Many of these relationships are quite different from what prevailed during the time before the Fed was established. For example, although earnings express a fair (and increasing) amount of cyclicality, they have been extremely stable over the last half-century. Changes in the secular disposition of the P/E ratio have come entirely from the 'P' side since the 1950s. But, prior to the Fed, stocks were highly correlated with earnings and less volatile. Most secular shifts in the P/E ratio prior to the 1920s originated from volatility in the denominator. These tremendous structural shifts in stock market performance vis-a-vis earnings can be seen in the following charts: the so-called "irrational exuberance" found in the stock market is a curiously modern phenomenon.
Moreover, both corporate profits relative to GDP (a proxy for national profit margins) and stocks relative to profits (P/E) appear to be in a long-term upward trajectory, especially over the last fifty years. These kinds of changes have coincided with sea changes in a broad set of economic relationships (the collapse in American real wages, the emergence of Baumol's cost disease, the breakdown in the Phillip's Curve, and so forth) and the unprecedented expansion of credit/debt and the financial sector. The links between these factors remain obscure and may prove to be coincidental, but it is nevertheless rather hard not to connect them to the rise of the Federal Reserve and the dollar hegemony.
Whether these changes can be attributed to the existence of a central bank or not, the important thing is that there appear to be both stable relationships over the very long-term (i.e., centuries) and the medium-term (i.e., decades), but a breakdown in the latter will almost inevitably occur. Even if, as some argue, the P/E ratio has arrived at something like "a permanently high" long-term average, it is also highly likely that there is a natural limit to where P/E ratios can go, and therefore, over the very long-term, we have to be skeptical about how likely it is that markets can continue to be pushed upwards by multiple expansions.

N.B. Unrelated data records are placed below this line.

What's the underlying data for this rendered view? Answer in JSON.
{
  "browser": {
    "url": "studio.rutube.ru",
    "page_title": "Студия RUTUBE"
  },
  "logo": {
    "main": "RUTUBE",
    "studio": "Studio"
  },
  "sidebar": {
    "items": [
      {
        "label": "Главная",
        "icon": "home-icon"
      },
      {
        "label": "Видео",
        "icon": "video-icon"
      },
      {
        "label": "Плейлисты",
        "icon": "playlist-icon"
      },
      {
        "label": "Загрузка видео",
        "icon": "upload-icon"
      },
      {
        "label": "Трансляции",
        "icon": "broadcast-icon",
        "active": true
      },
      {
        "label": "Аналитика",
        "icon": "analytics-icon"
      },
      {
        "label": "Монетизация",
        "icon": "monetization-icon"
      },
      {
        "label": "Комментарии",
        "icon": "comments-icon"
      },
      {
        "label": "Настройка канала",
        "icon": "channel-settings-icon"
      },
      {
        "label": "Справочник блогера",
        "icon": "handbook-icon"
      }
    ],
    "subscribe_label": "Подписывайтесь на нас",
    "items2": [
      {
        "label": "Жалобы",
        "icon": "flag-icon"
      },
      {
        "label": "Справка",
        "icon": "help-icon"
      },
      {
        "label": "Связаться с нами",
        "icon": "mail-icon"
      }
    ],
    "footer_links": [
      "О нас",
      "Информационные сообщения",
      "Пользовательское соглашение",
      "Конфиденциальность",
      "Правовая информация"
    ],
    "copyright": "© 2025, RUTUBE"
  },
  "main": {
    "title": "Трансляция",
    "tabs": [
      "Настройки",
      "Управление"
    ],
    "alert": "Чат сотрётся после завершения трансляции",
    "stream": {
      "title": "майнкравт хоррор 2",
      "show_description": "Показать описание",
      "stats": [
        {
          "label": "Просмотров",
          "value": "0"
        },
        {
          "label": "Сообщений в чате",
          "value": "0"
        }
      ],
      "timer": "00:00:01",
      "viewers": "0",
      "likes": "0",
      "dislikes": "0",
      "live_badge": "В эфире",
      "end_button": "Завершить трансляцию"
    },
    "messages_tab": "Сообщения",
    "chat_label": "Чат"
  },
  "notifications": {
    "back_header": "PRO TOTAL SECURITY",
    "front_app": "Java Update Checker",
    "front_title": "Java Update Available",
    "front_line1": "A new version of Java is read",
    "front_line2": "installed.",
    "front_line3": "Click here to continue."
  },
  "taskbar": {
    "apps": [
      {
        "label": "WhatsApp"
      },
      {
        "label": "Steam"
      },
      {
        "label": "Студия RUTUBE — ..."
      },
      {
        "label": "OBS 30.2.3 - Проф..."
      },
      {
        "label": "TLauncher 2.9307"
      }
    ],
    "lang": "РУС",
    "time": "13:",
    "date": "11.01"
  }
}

Similarly for profits. The long-term upward trend in profit margins cannot be maintained forever. People like Warren Buffett have drawn red lines for profit margins before (at 6%), only for margins to nearly double that, so I will refrain from speculating on where margins become unsustainable, except to say that we can be certain that there is a definite mathematical limit. A secular-level decline in margins would not necessarily be bearish. In fact, as I discussed a month or so ago, it could just as likely be bullish, but the long-term trajectory (beyond decadal vicissitudes), must give way to gravity at some point.
(Sources: St Louis Federal Reserve, Shiller, Measuringworth.com)
Having said all that, profits, especially nonfinancial profits, remain the most curious element of this market. It is difficult to draw a lot of conclusions from a slight, short-term deviation, but they remain stronger than where their historical relationships to the P/E ratio, interest rates, and financial profits suggest they "should" be at. In a typical P/E expansion, profits should probably be weaker than they are at present.
Ultimately, there is no way someone can guarantee a certain outcome about what will happen in 2014 or 2015 or whenever. My belief that stocks will likely be higher in January 2015 than they are today and precious metals lower rests on relationships and behavior that appear to be temporary, at least partly artificial, ultimately unsustainable, and yet surprisingly durable.
Quite frankly, there is no right way to predict markets, but until the relationships discussed above break down or the cyclical or secular signals reverse, I cannot see why one should try to swim against the current by being bearish on equities or bullish on commodities. I continue to be bullish about this market, but not blind to its imperfections.